Trolls may benefit from a dislike button. That’s all. Don’t. Push. The Like. Button.
14. dec 2014
How do I Like a post telling about a brute incident? That’s a question I ask myself now and then: do I ‘like’ the person who is posting, the action to bring the story to the public – or the brutality the story describes?
I may be confused over the community consensus, simply because of the dilemma. Wouldn’t a dislike button be nice, such as Zuckerberg says that facebook is considering to implement?
3
No. It. Won’t.
No. A Dislike button won’t be nice. Though it may be discomforting to Like a ’negative’ story on facebook, a Dislike button is just not the solution:
- It doesn’t solve the confusion, since a Dislike has exactly the same conflict: is the Dislike pointed to the content of the post, the person, or the bringing the story to life? It’ll still need a community consensus around the meaning.

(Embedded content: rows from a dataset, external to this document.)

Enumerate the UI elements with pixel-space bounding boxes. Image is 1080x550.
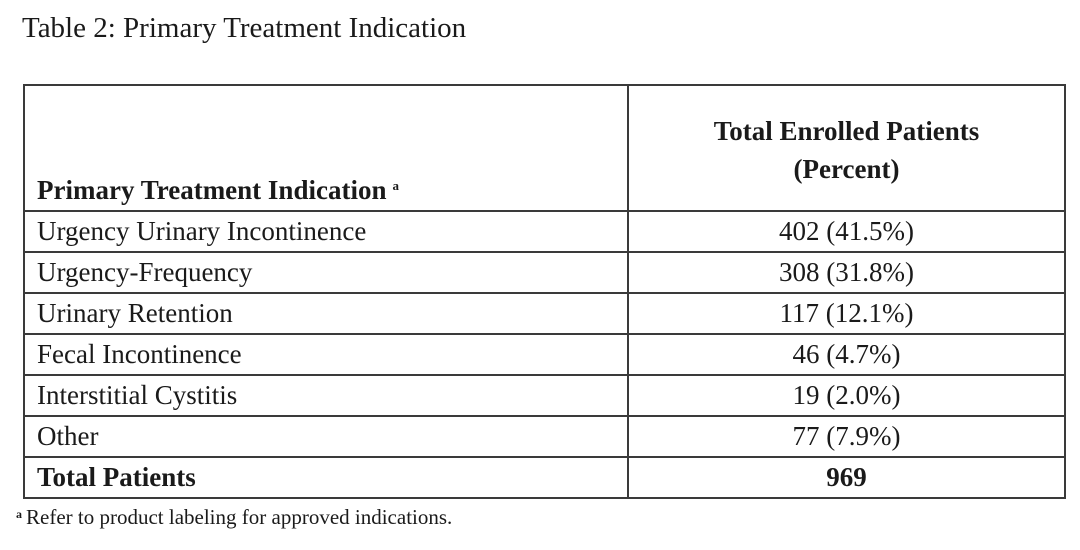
header-total-enrolled-line2: (Percent) xyxy=(793,154,900,184)
treatment-indication-table xyxy=(23,84,1066,499)
total-row xyxy=(24,457,1065,498)
table-row xyxy=(24,334,1065,375)
header-total-enrolled xyxy=(628,85,1065,211)
table-header-row xyxy=(24,85,1065,211)
row-value: 308 (31.8%) xyxy=(628,252,1065,293)
footnote-text: Refer to product labeling for approved indications. xyxy=(26,505,453,529)
header-indication xyxy=(24,85,628,211)
row-indication: Fecal Incontinence xyxy=(24,334,628,375)
row-value: 46 (4.7%) xyxy=(628,334,1065,375)
row-indication: Urinary Retention xyxy=(24,293,628,334)
table-row xyxy=(24,375,1065,416)
total-value: 969 xyxy=(628,457,1065,498)
header-footnote-marker: a xyxy=(392,178,399,193)
table-row xyxy=(24,416,1065,457)
row-value: 19 (2.0%) xyxy=(628,375,1065,416)
header-total-enrolled-line1: Total Enrolled Patients xyxy=(713,116,980,146)
footnote-marker: a xyxy=(16,507,22,521)
row-value: 117 (12.1%) xyxy=(628,293,1065,334)
table-row xyxy=(24,252,1065,293)
row-indication: Interstitial Cystitis xyxy=(24,375,628,416)
row-value: 77 (7.9%) xyxy=(628,416,1065,457)
header-indication-label: Primary Treatment Indication xyxy=(37,175,387,205)
row-value: 402 (41.5%) xyxy=(628,211,1065,252)
row-indication: Urgency-Frequency xyxy=(24,252,628,293)
footnote xyxy=(16,500,452,531)
row-indication: Other xyxy=(24,416,628,457)
row-indication: Urgency Urinary Incontinence xyxy=(24,211,628,252)
table-row xyxy=(24,293,1065,334)
total-label: Total Patients xyxy=(24,457,628,498)
table-caption: Table 2: Primary Treatment Indication xyxy=(22,12,467,44)
table-row xyxy=(24,211,1065,252)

- It’ll extend the pseudo democratic forum that’s already there, simulate actual polling, stimulate manipulation, populism, even fraud with the public opinion. It will go on in a privatized and possible speculative context, since it’s not a public owned platform. And even only for members. Only the ‘blogger’, facebook, and the media benefit from the aledged public roar. The fact that this kind occasionally brings righteous and meaningful protest (or support) doesn’t make up for the increasing noise.
- It may toughen personal critics or abuse. The Like that is not given is simply not as bad as a Dislike.